Humana will bring together health care providers, community, education and political leaders, and representatives of nonprofits to discuss the challenges that residents of each city face to achieving their best health. The discussions launched last week in New Orleans and are set to begin in September in Baton Rouge. Over the next five weeks or so, Humana plans to meet with around 25 community groups, providers, business leaders and consumer focus groups.

The Robert Wood Johnson Foundation is helping with the initial assessment.

The Louisiana cities are among the first half-dozen or so sites for the program. Humana provides coverage for more than 300,000 members in Louisiana. Of its 600 Louisiana employees, 400 are based in New Orleans. Humana felt it had an understanding of some of the health issues faced by members, said company spokesman Mitch Lubitz.
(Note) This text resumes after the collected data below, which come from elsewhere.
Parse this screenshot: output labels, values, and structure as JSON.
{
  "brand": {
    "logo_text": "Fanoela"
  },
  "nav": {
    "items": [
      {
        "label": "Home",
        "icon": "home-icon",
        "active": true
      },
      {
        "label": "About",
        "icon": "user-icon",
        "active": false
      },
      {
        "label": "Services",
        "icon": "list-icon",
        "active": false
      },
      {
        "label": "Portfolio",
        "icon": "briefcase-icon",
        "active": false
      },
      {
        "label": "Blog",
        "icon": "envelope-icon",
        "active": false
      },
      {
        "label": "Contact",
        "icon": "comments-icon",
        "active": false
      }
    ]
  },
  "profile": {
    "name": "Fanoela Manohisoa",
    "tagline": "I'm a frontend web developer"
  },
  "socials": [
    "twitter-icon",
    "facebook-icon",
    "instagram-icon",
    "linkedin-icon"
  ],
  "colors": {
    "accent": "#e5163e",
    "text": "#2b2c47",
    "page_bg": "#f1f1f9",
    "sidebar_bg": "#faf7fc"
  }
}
Trunk said Humana will use the U.S. Centers for Disease Control and Prevention’s measurement of “healthy days” to assess the improvements. The measure allows people to rate their health through four questions. For example, one question asks how many days the person’s physical health was not good during the past 30 days.

Self-assessed health status has been proven to be a more powerful predictor of mortality and morbidity than many clinical measures, according to Humana.
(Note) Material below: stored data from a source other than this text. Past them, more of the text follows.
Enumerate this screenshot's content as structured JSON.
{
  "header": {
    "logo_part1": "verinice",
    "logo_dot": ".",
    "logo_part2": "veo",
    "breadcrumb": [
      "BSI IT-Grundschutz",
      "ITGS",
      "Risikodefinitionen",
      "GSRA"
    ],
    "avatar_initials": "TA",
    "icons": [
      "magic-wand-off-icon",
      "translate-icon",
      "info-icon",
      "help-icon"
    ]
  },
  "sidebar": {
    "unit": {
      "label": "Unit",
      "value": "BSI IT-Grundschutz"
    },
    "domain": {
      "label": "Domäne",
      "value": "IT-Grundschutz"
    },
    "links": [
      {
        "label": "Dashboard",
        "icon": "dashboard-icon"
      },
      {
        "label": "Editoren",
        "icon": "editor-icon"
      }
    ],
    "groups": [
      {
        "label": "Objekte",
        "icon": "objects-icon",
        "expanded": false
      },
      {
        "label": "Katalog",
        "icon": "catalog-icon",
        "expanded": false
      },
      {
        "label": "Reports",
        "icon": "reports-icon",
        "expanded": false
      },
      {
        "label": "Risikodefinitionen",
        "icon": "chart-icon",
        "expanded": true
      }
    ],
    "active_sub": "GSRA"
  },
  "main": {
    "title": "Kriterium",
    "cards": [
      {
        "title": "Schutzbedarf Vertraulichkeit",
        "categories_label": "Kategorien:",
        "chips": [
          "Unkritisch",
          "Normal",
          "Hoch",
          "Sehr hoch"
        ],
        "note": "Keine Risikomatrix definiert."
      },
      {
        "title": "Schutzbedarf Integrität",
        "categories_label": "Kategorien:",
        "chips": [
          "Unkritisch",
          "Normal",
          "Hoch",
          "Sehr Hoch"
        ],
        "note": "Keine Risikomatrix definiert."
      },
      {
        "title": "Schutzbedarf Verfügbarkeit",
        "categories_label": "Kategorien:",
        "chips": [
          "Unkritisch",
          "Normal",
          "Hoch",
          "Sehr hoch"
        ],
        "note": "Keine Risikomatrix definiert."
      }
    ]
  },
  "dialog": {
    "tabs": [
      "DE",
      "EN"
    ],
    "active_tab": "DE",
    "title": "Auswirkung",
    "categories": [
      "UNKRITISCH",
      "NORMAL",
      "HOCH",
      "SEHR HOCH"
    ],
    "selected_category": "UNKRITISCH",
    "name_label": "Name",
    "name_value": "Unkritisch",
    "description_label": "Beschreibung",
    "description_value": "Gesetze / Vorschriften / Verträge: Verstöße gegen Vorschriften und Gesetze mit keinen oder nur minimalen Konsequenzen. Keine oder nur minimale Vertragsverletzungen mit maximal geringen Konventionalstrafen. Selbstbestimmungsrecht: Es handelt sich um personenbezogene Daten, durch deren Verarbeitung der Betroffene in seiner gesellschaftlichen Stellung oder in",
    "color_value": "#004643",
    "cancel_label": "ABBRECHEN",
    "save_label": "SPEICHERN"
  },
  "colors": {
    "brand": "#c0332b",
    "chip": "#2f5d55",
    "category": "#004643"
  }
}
Trunk said improving community health means lower health care costs for consumers and their employers, which equates to higher rates of “presenteeism” and productivity.

“So I think (the benefits) are twofold. People are more engaged in their community when they’re healthier and when it’s easier to maintain their health,” Trunk said. “They’re also, from a productivity standpoint … they’re more likely to be at work and doing well.”
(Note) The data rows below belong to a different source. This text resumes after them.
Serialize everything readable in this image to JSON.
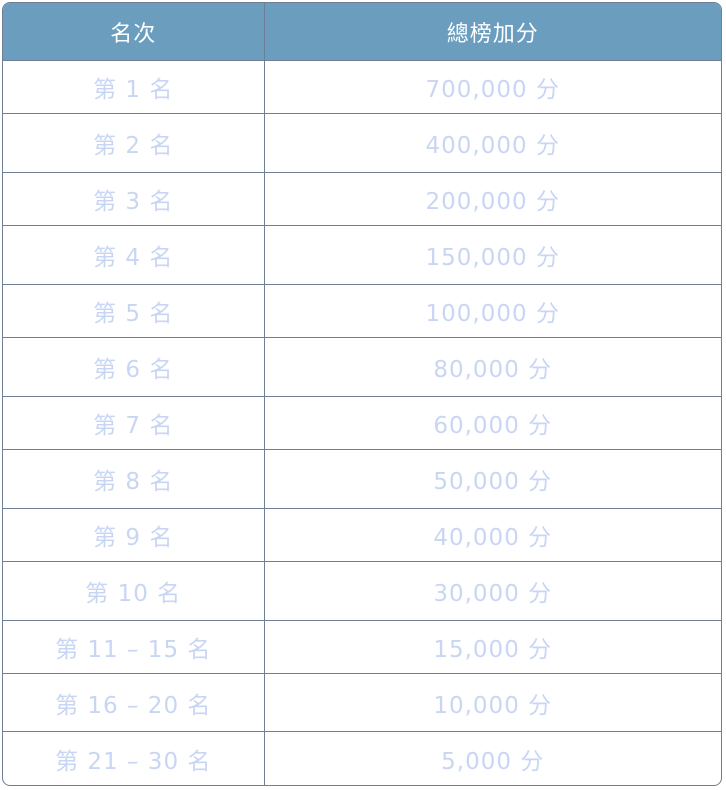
{
  "header": {
    "rank_label": "名次",
    "score_label": "總榜加分"
  },
  "rows": [
    {
      "rank": "第 1 名",
      "score": "700,000 分"
    },
    {
      "rank": "第 2 名",
      "score": "400,000 分"
    },
    {
      "rank": "第 3 名",
      "score": "200,000 分"
    },
    {
      "rank": "第 4 名",
      "score": "150,000 分"
    },
    {
      "rank": "第 5 名",
      "score": "100,000 分"
    },
    {
      "rank": "第 6 名",
      "score": "80,000 分"
    },
    {
      "rank": "第 7 名",
      "score": "60,000 分"
    },
    {
      "rank": "第 8 名",
      "score": "50,000 分"
    },
    {
      "rank": "第 9 名",
      "score": "40,000 分"
    },
    {
      "rank": "第 10 名",
      "score": "30,000 分"
    },
    {
      "rank": "第 11 – 15 名",
      "score": "15,000 分"
    },
    {
      "rank": "第 16 – 20 名",
      "score": "10,000 分"
    },
    {
      "rank": "第 21 – 30 名",
      "score": "5,000 分"
    }
  ],
  "colors": {
    "header_bg": "#6a9dbe",
    "header_text": "#ffffff",
    "cell_text": "#c9d6f3",
    "border": "#6e7f95"
  }
}
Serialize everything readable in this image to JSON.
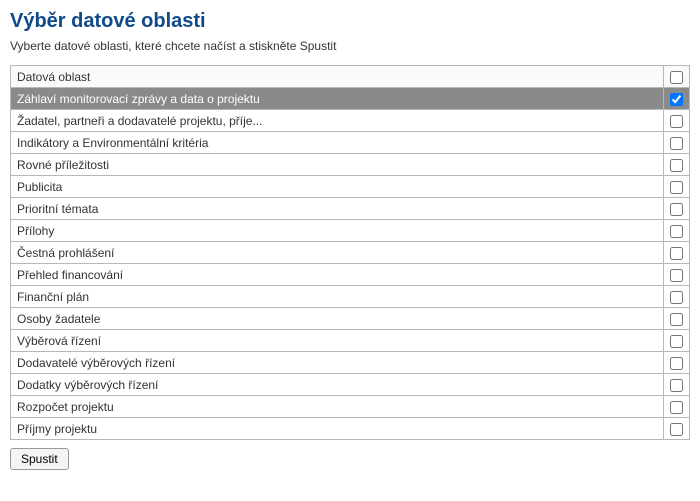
{
  "title": "Výběr datové oblasti",
  "instruction": "Vyberte datové oblasti, které chcete načíst a stiskněte Spustit",
  "header": {
    "label": "Datová oblast"
  },
  "rows": [
    {
      "label": "Záhlaví monitorovací zprávy a data o projektu",
      "checked": true,
      "selected": true
    },
    {
      "label": "Žadatel, partneři a dodavatelé projektu, příje...",
      "checked": false,
      "selected": false
    },
    {
      "label": "Indikátory a Environmentální kritéria",
      "checked": false,
      "selected": false
    },
    {
      "label": "Rovné příležitosti",
      "checked": false,
      "selected": false
    },
    {
      "label": "Publicita",
      "checked": false,
      "selected": false
    },
    {
      "label": "Prioritní témata",
      "checked": false,
      "selected": false
    },
    {
      "label": "Přílohy",
      "checked": false,
      "selected": false
    },
    {
      "label": "Čestná prohlášení",
      "checked": false,
      "selected": false
    },
    {
      "label": "Přehled financování",
      "checked": false,
      "selected": false
    },
    {
      "label": "Finanční plán",
      "checked": false,
      "selected": false
    },
    {
      "label": "Osoby žadatele",
      "checked": false,
      "selected": false
    },
    {
      "label": "Výběrová řízení",
      "checked": false,
      "selected": false
    },
    {
      "label": "Dodavatelé výběrových řízení",
      "checked": false,
      "selected": false
    },
    {
      "label": "Dodatky výběrových řízení",
      "checked": false,
      "selected": false
    },
    {
      "label": "Rozpočet projektu",
      "checked": false,
      "selected": false
    },
    {
      "label": "Příjmy projektu",
      "checked": false,
      "selected": false
    }
  ],
  "buttons": {
    "run": "Spustit"
  }
}
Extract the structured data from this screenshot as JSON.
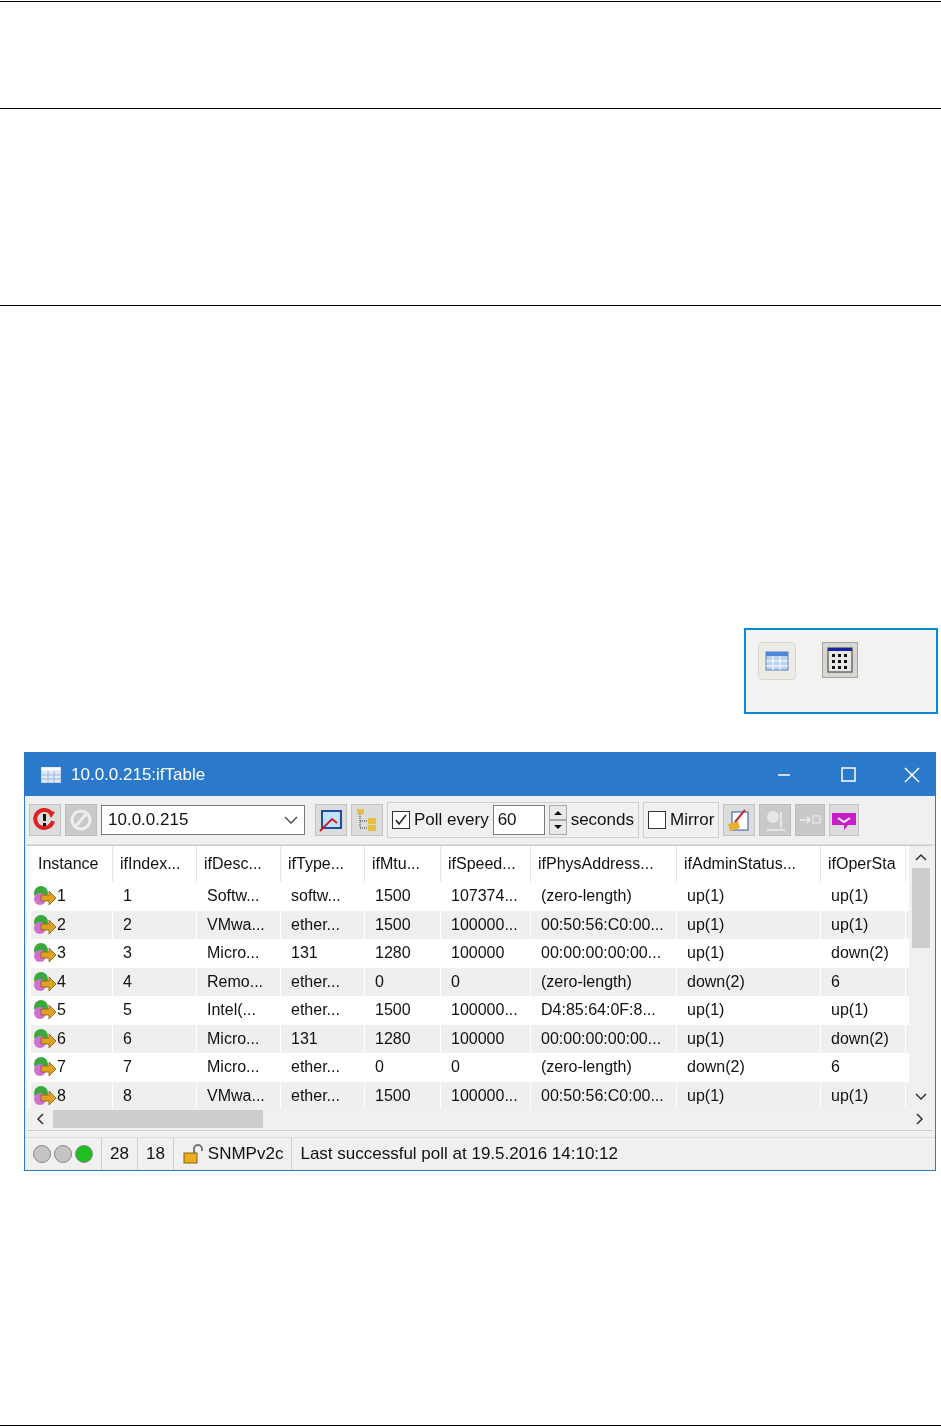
{
  "window": {
    "title": "10.0.0.215:ifTable"
  },
  "toolbar": {
    "address": "10.0.0.215",
    "poll_checked": true,
    "poll_label": "Poll every",
    "poll_value": "60",
    "poll_unit": "seconds",
    "mirror_checked": false,
    "mirror_label": "Mirror"
  },
  "table": {
    "columns": [
      "Instance",
      "ifIndex...",
      "ifDesc...",
      "ifType...",
      "ifMtu...",
      "ifSpeed...",
      "ifPhysAddress...",
      "ifAdminStatus...",
      "ifOperSta"
    ],
    "rows": [
      [
        "1",
        "1",
        "Softw...",
        "softw...",
        "1500",
        "107374...",
        "(zero-length)",
        "up(1)",
        "up(1)"
      ],
      [
        "2",
        "2",
        "VMwa...",
        "ether...",
        "1500",
        "100000...",
        "00:50:56:C0:00...",
        "up(1)",
        "up(1)"
      ],
      [
        "3",
        "3",
        "Micro...",
        "131",
        "1280",
        "100000",
        "00:00:00:00:00...",
        "up(1)",
        "down(2)"
      ],
      [
        "4",
        "4",
        "Remo...",
        "ether...",
        "0",
        "0",
        "(zero-length)",
        "down(2)",
        "6"
      ],
      [
        "5",
        "5",
        "Intel(...",
        "ether...",
        "1500",
        "100000...",
        "D4:85:64:0F:8...",
        "up(1)",
        "up(1)"
      ],
      [
        "6",
        "6",
        "Micro...",
        "131",
        "1280",
        "100000",
        "00:00:00:00:00...",
        "up(1)",
        "down(2)"
      ],
      [
        "7",
        "7",
        "Micro...",
        "ether...",
        "0",
        "0",
        "(zero-length)",
        "down(2)",
        "6"
      ],
      [
        "8",
        "8",
        "VMwa...",
        "ether...",
        "1500",
        "100000...",
        "00:50:56:C0:00...",
        "up(1)",
        "up(1)"
      ]
    ]
  },
  "status_bar": {
    "lights": [
      {
        "color": "#c4c4c4"
      },
      {
        "color": "#c4c4c4"
      },
      {
        "color": "#1fbf1f"
      }
    ],
    "count_1": "28",
    "count_2": "18",
    "protocol": "SNMPv2c",
    "message": "Last successful poll at 19.5.2016 14:10:12"
  }
}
However, the entire community has to be involved to achieve those improvements in health, Trunk said. So it’s important that community leaders and members put together a plan of action.

Each community is different and tailors its recommendations to its residents.

Humana launched the program in San Antonio a year or so ago.

The program in San Antonio resulted in a partnership between Humana and H-E-B grocery stores to remove some of the barriers preventing consumers from eating well, including cost, convenience and culture.

Humana hosted lunch-and-learns and store tours, led H-E-B’s registered dietitians to teach employees how to prepare healthy, family-friendly recipes, and provided information on making better nutritional decisions, Lubitz said. Humana also provided a recipe guide, which included two weeks of family-friendly recipes, shopping lists and H-E-B coupons.

Humana is working with H-E-B to design additional programs to improve the health of the community, he said.